今日紹介する論文では、「猫の行動を左右する要因はなにか?」を調査し、猫のより良い福祉を考える試みをしています。
文献の情報
Relationships between owner and household characteristics and enrichment and cat behaviour
飼い主と家庭の特徴の関係性、エンリッチメントと猫の行動の関係性
Windschnurer, I., Häusler, A., Waiblinger, S., & Coleman, G. J. (2022). Relationships between owner and household characteristics and enrichment and cat behaviour. Applied Animal Behaviour Science, 105562.
背景・目的
猫の行動に対して、飼い主の行動特性・価値観が影響を及ぼすことは明らかになってきた。しかし、それらの詳細な関係性はまだ不明瞭な点が多い。
そこで本研究の目的は3つ。
- 「飼い主の行動」と「飼い主の猫に対する価値観や行動」の関係性を調査
- 「飼い主の行動」を左右する因子を調査
- 「飼い主の行動」と「猫の行動」の関係性を調査
材料と方法
調査対象
猫の飼い主435名
調査計画・流れ
計画的行動理論を採用。
Ajzenが1991年に提唱した概念。人間の行動は「行動意図」によって左右されており、その行動意図は「行動への態度」「主観的規範」「行動のコントロール感」の3つによって左右されるとのこと。この3要素を高めることができれば、その行動を高めることが出来るそう。(以下、【3分でマスター】計画的行動理論から引用)
結果・考察
「猫を遊ばせることは重要である」という態度が高い人ほど、「猫と遊ぶ時間」が長くなる。
「複数種類のおもちゃで遊ばせることが重要」と認識している人ほど、猫ごとのおもちゃの数が多かった。
「外は危険ではない」「外にだすことは大事」と認識している人ほど、猫を外に出す頻度が多かった。
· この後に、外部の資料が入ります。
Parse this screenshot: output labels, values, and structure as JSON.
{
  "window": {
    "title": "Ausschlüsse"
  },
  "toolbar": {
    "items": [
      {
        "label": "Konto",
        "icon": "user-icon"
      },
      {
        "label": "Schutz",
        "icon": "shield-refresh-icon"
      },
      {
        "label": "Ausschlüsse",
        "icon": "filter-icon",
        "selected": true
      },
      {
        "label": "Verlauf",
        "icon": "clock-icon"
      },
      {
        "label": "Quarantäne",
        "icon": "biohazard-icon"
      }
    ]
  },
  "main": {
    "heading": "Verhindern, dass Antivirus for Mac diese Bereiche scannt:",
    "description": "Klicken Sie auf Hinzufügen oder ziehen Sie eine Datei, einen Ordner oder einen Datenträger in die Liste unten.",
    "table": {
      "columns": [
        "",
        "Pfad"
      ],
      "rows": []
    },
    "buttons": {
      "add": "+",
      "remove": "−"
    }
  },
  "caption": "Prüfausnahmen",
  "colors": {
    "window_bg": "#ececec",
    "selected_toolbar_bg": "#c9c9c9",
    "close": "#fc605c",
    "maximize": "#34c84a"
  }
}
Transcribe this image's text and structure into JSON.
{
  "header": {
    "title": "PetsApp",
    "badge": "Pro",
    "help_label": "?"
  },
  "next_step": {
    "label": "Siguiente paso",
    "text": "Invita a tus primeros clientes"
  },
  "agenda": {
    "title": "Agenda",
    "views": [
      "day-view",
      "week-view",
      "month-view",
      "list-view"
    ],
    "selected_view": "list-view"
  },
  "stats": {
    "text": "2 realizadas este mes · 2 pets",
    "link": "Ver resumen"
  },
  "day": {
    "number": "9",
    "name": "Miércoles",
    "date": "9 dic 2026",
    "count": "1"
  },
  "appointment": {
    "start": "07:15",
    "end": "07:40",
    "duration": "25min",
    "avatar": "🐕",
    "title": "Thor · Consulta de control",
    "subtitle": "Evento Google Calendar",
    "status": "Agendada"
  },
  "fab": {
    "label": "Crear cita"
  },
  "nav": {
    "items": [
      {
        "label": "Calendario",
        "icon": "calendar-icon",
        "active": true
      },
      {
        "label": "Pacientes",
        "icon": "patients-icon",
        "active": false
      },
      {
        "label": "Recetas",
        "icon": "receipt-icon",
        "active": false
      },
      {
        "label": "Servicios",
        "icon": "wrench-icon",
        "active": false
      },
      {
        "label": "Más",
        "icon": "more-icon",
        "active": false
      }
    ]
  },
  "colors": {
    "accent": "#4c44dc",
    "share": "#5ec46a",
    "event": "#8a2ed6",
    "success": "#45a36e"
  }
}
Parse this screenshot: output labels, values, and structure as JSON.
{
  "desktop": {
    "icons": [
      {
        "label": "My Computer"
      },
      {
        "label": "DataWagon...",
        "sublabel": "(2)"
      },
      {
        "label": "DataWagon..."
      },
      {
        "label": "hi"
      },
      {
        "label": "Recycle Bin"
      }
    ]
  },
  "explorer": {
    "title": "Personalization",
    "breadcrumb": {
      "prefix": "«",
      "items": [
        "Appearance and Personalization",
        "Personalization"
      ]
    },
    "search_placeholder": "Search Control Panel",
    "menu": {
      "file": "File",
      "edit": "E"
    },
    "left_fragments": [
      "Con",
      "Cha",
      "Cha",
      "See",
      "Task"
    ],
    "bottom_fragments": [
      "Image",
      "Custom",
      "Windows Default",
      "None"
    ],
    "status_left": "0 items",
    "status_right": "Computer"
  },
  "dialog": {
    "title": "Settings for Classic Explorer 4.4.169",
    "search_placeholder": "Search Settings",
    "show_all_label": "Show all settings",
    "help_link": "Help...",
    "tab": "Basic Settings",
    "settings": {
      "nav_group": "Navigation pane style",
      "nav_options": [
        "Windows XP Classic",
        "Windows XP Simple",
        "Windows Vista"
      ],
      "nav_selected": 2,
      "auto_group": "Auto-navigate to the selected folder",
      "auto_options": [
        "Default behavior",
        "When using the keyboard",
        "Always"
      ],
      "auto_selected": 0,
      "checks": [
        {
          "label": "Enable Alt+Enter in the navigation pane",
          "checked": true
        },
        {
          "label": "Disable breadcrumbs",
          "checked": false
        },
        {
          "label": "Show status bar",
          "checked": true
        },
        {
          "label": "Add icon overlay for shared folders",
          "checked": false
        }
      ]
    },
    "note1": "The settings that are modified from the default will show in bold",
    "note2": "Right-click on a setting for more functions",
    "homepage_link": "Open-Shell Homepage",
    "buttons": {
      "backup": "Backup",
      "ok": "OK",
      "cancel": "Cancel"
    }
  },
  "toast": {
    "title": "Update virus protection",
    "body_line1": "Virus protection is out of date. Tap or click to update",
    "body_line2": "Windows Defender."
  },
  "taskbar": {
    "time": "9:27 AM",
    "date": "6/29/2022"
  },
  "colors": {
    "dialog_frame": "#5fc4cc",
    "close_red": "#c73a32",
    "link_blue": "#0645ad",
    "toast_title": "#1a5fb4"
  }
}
結果から、猫の望ましい行動(遊び時間など)を増やすためには、「猫の行動に対する態度や信念(遊びの重要性など)」の意識改革が必要であると考えられます。
文献に対する感想・内容の転用 (抽象化)
分析量が多く、読むのが大変でした。あまり本質的な部分は理解できてないかも、、。
猫に対する行動(本研究では特に遊び行動)を左右するのは、飼い主が「遊び行動をどう考えているか?」という行動への態度であるそう。
つまり、「猫を遊ばせることは大切だよね~」のような認識を持つことは、結果的に「猫を遊ばせる時間を伸ばす」ことに繋がるよう、ということですかね。
次の課題は?
本研究で得られた知見を活かした介入研究が必要なのかなと感じます。
「飼育講習会」などを開き、猫の飼育に対する認識や行動を変えるような取り組みをして、実際に猫に対する行動が変化するかをモニターする必要があるのかなと思います。
どんなことが言える?
過去の研究だと、「猫との関係性が親密だ」と感じている飼い主ほど、猫との暮らしでをポジティブに捉えているようです。
つまり、「飼い主側の認識・考え方・捉え方」それ自体が、猫との暮らしによる飼い主側の健康福祉向上にも繋がるのだと考えられます。
本研究では、「飼い主側の認識・考え方・捉え方」が、実際の行動を決定する因子であることも分かり、飼い主の意識改革がいかに重要かがわかります。
またこれは、良い方向にも、悪い方向にも繋がるので、「できるだけ正しい猫についての知識を深める」ことが肝要だといえます。
いかがだったでしょうか?
猫の飼育管理に対する認識・意識を変えれば、猫に対する行動が変わり、猫の行動も変わります。
それは結果的に、猫との暮らしをもっと豊かにすることに繋がるのかも知れません。
猫について書かれた書籍等を読むことの大切さが認識できる論文でした。